Re: Sequences, convergence

Is the limit:

$\displaystyle \lim_{x\to \infty} \frac{3n^2+4^n+2^n}{(n^{23})^n+4n^7}$

?

Re: Sequences, convergence

Sorry the it should read n^2*3^n not (n^23)^n.

Re: Sequences, convergence

Re: Sequences, convergence

$\displaystyle \displaystyle \lim_{n\to\infty} \frac{3n^2+4^n+2^n}{n^2 \, 3^n +4n^7}$

Start by dividing top & bottom by $\displaystyle 4^n$

Re: Sequences, convergence

I did this and got 3n^2/4^n + 1 + (2/4)^n.
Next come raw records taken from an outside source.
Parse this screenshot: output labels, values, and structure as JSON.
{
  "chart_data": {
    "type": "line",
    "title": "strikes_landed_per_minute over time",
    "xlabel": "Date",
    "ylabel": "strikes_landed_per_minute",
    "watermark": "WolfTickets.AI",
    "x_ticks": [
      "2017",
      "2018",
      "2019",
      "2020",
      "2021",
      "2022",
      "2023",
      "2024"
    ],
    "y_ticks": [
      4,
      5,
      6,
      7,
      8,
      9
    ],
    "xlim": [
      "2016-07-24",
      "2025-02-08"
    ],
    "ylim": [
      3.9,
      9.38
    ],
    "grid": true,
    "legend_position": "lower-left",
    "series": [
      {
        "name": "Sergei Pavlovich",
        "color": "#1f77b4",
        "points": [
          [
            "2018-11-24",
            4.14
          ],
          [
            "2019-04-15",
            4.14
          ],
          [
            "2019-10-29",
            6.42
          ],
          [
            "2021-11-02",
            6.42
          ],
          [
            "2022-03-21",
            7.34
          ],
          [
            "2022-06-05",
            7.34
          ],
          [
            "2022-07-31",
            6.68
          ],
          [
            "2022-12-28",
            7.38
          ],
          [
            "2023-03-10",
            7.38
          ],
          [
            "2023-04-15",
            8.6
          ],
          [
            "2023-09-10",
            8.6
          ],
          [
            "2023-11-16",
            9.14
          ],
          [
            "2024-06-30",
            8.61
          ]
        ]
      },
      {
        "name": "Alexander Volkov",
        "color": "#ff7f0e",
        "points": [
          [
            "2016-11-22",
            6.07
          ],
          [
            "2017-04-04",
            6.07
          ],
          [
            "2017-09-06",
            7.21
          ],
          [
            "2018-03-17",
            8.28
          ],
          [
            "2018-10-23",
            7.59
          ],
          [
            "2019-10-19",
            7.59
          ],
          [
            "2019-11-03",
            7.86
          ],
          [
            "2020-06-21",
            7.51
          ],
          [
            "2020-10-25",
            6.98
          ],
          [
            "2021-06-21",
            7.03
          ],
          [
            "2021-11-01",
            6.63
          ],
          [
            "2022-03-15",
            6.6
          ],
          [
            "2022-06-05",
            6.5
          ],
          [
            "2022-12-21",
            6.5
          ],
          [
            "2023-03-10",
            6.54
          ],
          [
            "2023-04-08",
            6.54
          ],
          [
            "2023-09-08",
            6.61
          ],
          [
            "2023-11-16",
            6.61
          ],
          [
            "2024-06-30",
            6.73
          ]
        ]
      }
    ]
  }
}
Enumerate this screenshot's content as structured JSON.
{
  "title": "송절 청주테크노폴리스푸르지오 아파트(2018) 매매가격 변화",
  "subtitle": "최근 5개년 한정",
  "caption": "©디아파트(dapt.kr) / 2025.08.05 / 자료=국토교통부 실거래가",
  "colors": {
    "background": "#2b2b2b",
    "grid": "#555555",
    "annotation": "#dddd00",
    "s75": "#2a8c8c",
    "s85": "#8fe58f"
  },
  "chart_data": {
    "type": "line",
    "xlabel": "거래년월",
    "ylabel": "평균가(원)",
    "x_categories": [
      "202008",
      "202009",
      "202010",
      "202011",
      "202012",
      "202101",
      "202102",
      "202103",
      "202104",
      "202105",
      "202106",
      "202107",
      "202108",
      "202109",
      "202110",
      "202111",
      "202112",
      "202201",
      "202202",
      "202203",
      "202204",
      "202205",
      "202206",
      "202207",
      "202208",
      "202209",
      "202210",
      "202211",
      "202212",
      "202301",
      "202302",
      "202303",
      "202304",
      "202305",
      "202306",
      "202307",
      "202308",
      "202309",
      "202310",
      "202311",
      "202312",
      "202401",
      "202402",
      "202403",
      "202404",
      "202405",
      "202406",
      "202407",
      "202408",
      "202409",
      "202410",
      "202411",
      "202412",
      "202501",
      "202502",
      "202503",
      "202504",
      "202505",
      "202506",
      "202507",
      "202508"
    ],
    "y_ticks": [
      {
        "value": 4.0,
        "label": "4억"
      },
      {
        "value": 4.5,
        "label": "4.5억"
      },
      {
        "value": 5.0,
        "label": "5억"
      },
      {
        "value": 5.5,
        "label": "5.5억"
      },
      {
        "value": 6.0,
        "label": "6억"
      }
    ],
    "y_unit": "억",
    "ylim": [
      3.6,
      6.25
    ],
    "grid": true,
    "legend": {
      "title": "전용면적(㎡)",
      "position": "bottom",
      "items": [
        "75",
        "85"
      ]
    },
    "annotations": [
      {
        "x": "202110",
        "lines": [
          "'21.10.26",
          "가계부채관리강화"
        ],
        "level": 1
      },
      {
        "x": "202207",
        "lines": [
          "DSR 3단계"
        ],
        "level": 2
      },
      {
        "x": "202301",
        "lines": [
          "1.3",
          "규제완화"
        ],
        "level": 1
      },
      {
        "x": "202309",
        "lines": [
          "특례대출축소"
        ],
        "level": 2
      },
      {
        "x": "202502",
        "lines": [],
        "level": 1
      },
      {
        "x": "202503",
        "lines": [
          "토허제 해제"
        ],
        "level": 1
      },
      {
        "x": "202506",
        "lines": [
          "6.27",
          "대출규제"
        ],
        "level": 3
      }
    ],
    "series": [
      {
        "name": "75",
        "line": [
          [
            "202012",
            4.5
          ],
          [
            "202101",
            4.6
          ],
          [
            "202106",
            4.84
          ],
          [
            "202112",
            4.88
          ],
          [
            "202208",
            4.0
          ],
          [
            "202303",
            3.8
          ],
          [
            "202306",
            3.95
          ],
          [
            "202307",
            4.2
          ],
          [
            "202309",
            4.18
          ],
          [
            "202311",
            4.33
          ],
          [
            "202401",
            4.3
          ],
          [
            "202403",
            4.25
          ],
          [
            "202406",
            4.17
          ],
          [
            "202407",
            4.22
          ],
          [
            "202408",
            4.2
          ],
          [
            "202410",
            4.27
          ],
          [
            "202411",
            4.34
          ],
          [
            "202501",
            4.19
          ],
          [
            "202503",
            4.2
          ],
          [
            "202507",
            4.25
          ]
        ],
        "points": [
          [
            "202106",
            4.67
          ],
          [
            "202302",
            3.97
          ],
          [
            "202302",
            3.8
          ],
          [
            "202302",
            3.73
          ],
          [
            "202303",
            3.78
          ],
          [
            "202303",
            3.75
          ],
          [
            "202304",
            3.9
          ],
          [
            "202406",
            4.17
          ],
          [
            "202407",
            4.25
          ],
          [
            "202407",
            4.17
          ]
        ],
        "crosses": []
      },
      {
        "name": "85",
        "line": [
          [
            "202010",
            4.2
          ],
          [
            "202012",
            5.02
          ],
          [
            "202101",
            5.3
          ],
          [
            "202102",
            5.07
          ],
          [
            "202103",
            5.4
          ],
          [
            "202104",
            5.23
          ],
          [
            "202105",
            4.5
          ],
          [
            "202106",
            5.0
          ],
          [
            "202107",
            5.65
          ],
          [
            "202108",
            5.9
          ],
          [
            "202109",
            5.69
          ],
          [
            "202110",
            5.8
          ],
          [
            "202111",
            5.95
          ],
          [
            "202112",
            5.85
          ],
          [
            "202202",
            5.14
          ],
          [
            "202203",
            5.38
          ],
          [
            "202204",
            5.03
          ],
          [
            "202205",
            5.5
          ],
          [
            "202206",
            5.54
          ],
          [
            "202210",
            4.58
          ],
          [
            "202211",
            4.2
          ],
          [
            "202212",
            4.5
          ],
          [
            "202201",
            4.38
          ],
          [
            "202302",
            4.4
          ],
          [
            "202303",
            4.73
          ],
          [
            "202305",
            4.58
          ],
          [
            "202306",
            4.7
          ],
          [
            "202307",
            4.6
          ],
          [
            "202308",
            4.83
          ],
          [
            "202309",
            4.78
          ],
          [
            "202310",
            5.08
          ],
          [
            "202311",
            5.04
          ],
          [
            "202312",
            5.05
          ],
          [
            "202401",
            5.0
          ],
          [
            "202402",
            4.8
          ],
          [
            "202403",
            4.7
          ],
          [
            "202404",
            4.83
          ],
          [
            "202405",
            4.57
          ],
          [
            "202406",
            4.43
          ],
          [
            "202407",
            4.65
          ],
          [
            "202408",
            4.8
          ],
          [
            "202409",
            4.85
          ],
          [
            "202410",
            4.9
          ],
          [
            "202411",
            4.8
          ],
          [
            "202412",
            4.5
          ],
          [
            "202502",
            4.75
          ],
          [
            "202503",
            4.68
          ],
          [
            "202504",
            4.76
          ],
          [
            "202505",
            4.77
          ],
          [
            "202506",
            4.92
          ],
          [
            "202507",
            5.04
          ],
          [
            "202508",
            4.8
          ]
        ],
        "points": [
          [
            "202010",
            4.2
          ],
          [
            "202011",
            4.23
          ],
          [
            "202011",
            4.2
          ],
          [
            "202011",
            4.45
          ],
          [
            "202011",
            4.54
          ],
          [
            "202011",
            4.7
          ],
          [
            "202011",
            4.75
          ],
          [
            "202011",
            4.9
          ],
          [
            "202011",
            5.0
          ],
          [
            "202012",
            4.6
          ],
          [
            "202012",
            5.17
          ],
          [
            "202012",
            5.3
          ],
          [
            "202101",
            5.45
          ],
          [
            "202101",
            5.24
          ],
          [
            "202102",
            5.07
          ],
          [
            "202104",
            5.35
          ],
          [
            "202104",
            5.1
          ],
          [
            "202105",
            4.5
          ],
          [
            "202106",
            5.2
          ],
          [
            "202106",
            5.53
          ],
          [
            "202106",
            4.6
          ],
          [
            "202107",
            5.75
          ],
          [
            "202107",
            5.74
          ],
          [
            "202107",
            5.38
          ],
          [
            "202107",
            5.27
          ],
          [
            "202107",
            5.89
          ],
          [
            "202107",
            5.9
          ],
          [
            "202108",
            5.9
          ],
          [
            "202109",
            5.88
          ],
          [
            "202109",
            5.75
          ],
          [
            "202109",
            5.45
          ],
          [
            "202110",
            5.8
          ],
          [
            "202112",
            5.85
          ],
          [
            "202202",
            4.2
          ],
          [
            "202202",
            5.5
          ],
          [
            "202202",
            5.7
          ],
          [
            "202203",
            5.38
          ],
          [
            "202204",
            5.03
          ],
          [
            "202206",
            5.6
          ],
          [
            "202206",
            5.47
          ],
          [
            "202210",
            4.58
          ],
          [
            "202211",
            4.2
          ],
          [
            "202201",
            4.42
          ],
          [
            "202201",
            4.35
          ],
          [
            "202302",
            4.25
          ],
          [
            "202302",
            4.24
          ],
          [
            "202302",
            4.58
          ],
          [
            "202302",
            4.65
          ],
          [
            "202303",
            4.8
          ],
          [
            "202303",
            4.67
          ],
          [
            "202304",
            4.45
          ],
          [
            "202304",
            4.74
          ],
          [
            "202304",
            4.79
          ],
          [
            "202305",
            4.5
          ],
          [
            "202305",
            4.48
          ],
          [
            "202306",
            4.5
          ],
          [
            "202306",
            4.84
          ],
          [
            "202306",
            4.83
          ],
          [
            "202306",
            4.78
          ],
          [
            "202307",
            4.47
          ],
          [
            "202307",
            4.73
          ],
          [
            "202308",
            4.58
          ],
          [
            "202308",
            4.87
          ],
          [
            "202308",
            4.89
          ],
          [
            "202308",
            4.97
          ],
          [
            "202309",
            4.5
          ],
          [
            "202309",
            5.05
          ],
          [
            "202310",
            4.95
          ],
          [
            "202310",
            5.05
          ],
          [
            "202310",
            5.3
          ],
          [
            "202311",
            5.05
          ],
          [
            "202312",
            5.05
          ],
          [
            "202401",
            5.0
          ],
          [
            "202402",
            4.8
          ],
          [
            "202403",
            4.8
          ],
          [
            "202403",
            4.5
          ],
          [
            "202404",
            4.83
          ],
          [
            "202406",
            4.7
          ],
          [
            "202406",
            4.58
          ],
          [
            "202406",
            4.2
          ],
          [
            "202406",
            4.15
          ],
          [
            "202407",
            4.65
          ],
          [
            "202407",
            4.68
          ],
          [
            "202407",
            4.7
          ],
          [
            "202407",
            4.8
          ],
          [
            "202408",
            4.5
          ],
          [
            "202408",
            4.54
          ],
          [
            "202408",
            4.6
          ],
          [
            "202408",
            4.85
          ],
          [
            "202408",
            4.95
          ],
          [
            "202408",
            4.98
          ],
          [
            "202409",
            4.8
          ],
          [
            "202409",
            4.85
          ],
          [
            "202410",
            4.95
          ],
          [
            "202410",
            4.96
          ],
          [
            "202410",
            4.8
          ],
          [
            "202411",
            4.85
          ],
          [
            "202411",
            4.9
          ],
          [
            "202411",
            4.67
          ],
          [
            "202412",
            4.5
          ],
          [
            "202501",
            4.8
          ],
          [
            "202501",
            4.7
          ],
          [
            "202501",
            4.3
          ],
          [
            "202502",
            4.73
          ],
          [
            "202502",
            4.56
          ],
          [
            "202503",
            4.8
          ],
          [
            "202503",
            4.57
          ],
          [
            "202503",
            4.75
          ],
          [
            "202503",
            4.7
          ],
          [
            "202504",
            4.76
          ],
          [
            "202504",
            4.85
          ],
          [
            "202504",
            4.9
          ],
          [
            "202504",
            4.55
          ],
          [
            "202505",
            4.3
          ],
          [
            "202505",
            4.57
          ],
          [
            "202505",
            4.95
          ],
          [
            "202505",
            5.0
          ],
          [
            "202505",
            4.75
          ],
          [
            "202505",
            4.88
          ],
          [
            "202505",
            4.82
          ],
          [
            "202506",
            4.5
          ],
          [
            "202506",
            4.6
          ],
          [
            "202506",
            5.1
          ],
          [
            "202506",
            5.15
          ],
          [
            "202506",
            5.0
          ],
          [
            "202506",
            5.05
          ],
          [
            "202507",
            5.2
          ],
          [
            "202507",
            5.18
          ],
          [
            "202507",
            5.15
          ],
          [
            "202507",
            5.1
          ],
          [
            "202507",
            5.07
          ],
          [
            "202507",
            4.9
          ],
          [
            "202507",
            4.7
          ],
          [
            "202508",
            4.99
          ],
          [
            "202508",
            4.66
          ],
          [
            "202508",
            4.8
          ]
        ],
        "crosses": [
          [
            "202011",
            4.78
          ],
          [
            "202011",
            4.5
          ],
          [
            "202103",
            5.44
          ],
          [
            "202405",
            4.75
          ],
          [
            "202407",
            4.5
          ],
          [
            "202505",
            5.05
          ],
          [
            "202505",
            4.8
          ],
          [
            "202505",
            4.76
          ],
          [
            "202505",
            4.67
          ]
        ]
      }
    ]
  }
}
I am not sure what to do next.

Re: Sequences, convergence

You should get : $\displaystyle \displaystyle \lim_{n\to\infty} \frac{ \frac{3n^2}{4^n} + 1 + \left( \frac{1}{2} \right)^n } { n^2 \left( \frac{3}{4} \right)^n + \frac{4n^7}{4^n} }$

You need two things here :

(1) L'Hospital's Rule.

(2) $\displaystyle \lim_{n\to\infty} r^n = 0$ if $\displaystyle |r| < 1$.